Posted: Tuesday, December 12, 2023
Jonathan Chou, MD, PhD, of the University of California, San Francisco, and colleagues developed a preclinical in vitro model of bladder cancer to investigate the mechanisms of and strategies to overcome resistance to the nectin-4–targeted antibody-drug conjugate enfortumab vedotin-ejfv. Their findings, which were presented during the 2023 Society of Urologic Oncology (SUO) Annual Meeting (Poster 66), suggested that insensitivity to this agent may be primarily attributed to its payload drug rather than a loss of nectin-4 expression. Enfortumab vedotin has been approved in the United States in the treatment of metastatic urothelial carcinoma.

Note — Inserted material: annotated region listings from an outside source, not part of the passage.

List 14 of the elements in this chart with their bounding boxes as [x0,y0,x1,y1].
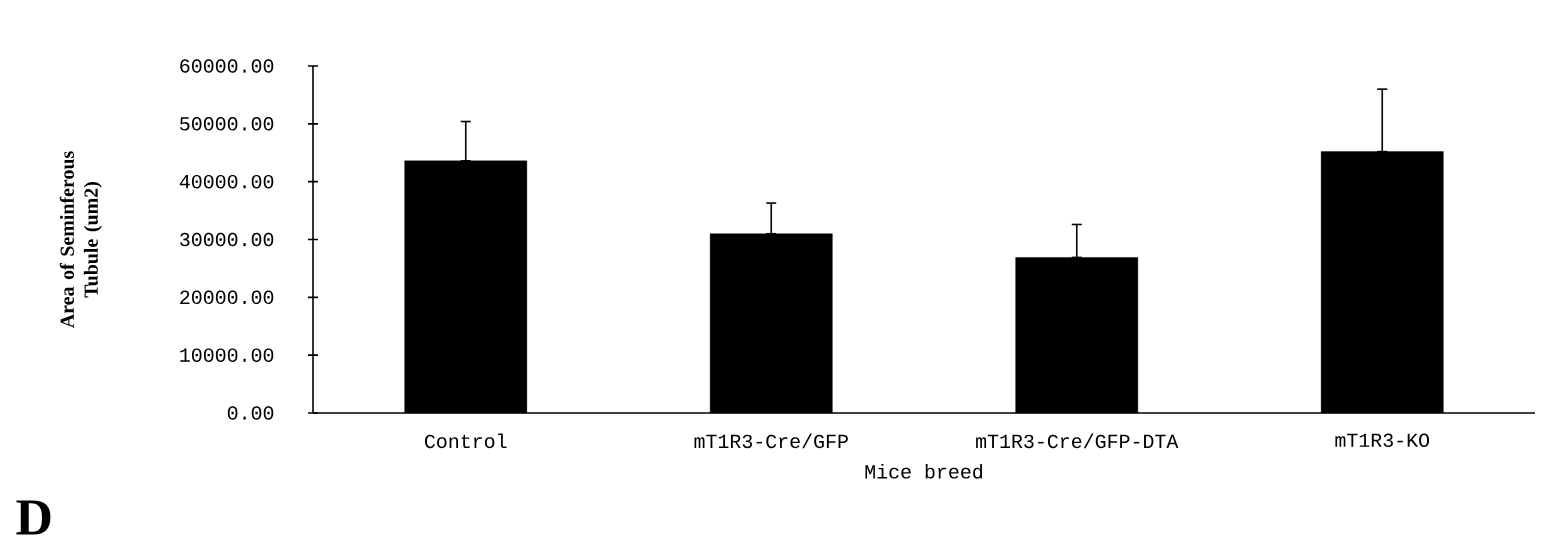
y-tick-label: 50000.00 [180,117,274,131]
y-tick-label: 10000.00 [180,348,274,362]
x-axis-title: Mice breed [865,463,983,479]
y-tick-label: 60000.00 [180,59,274,73]
text: D [16,500,51,535]
y-tick-label: 20000.00 [180,290,274,305]
y-axis-title: Area of Seminferous Tubule (um2) [59,151,102,329]
x-tick-label: mT1R3-Cre/GFP-DTA [976,433,1179,449]
x-tick-label: mT1R3-KO [1335,433,1430,448]
y-tick-label: 30000.00 [180,232,274,247]
x-tick-label: Control [424,433,507,449]
y-tick-label: 0.00 [227,406,274,420]
x-tick-label: mT1R3-Cre/GFP [694,433,848,449]
y-tick-label: 40000.00 [179,174,274,189]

Using the RT112 bladder cancer cell line, which expresses high levels of nectin-4, the investigators developed a model of resistance. Second-generation chimeric antigen receptor (CAR) T cells were engineered with a single-chain fragment variable comprising the variable regions of both the heavy and light chains of enfortumab.
RT112 cells exposed to “cycles” of treatment with escalating concentrations of enfortumab vedotin (range, 0.5–30 µg/mL) were found to yield a generation of cells that exhibited a fourfold to fivefold elevation in IC50 (half maximal inhibitor concentration) values for the agent. Compared with the parental cells, these RT112 cells resistant to enfortumab vedotin demonstrated similar surface nectin-4 levels and increased surface TROP-2 levels.
Reduced sensitivity to the payload drug of enfortumab vedotin, monomethyl auristatin E (vedotin), was observed in the resistant cells. However, they demonstrated increased sensitivity to the Trop-2–directed antibody-drug conjugate sacituzumab govitecan-hziy. Enfortumab vedotin–resistant and parental RT112 cells seemed to be equally susceptible to killing by nectin-4–directed CAR T cells.
“Nectin-4 remains a relevant target, even after cells develop enfortumab vedotin resistance,” the investigators concluded. “Treatment using sacituzumab govitecan represents an alternative strategy after resistance.”
Disclosure: No information regarding conflicts of interest was provided.